You should declare pointers using the corresponding type.
int *ptra;
char *ptrb;
double *ptrc;
you need to change your pointer type to match your data type so the size will be set accordingly.
char *ptrb;
double *ptrc;
If I can just say a few words about typed pointers.
Pointers with a type (as opposed to void* pointers) know how many bytes to advance in memory. For example on 32 bit systems and integer pointer would typically advance four bytes in memory when iterating through an array containing integer values.
A char pointer (guaranteed by the C standard to be always 1 byte) would naturally advance 1 byte at a time.

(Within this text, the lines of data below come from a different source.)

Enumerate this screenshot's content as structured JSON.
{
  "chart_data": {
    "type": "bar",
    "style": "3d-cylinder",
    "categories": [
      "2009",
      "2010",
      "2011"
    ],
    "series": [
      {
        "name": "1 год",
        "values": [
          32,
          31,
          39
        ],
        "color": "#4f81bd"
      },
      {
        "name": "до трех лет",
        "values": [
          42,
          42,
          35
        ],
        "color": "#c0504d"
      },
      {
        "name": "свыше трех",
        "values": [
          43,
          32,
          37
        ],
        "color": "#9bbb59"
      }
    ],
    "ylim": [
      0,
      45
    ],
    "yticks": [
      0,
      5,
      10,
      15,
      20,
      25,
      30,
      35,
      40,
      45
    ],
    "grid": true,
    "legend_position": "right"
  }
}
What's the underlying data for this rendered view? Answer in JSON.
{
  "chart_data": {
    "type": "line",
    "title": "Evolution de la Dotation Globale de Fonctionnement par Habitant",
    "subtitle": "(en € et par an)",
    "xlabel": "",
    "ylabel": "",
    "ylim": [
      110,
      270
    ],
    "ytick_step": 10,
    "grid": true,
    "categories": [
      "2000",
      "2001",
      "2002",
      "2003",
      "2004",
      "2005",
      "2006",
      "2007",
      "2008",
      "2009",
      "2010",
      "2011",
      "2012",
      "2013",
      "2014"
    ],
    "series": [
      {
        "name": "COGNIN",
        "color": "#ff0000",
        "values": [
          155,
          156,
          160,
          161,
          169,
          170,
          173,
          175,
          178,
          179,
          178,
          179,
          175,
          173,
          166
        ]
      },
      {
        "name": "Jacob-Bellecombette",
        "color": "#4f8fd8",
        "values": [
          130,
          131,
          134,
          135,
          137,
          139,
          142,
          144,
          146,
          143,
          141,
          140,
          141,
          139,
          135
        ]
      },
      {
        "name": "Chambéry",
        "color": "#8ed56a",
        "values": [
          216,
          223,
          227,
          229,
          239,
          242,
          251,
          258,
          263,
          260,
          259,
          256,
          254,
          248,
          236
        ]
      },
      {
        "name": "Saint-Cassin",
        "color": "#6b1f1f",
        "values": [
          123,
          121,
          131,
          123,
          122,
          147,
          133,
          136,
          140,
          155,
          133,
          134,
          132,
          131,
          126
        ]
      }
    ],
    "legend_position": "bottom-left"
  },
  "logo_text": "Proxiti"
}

Let me illustrate this with a small code snippet:
#include <stdio.h>
int main()
{
char array [] = "This is a char array.";
int* int_ptr;
char* char_ptr;
char_ptr = array; /* This is okay, we have a char array and we assign its address to a char pointer */
int_ptr = array; /* It will complain but let's go along with it */
printf("%p, %p, %p\n", array, char_ptr, int_ptr); /* They should all point to the same address in memory */
printf("%p\n", ++char_ptr); /* it will have advanced by one byte */
printf("%p\n", ++int_ptr); /* it will have advance by four bytes */
return 0;
}
I have the following output on my machine:
$ ./a.out
0xbf8b85d2, 0xbf8b85d2, 0xbf8b85d2
0xbf8b85d3
0xbf8b85d6
As you can see they have indeed advanced as we predicted. It is fairly obvious this can cause all sorts of problems when we start dereferencing our pointers and they don't match the underlying type.
Regarding void* pointers, arithmetic on them is illegal.
here the pointer ptrc is referring to the addressof varaible whose data type is integer but you are using it for double.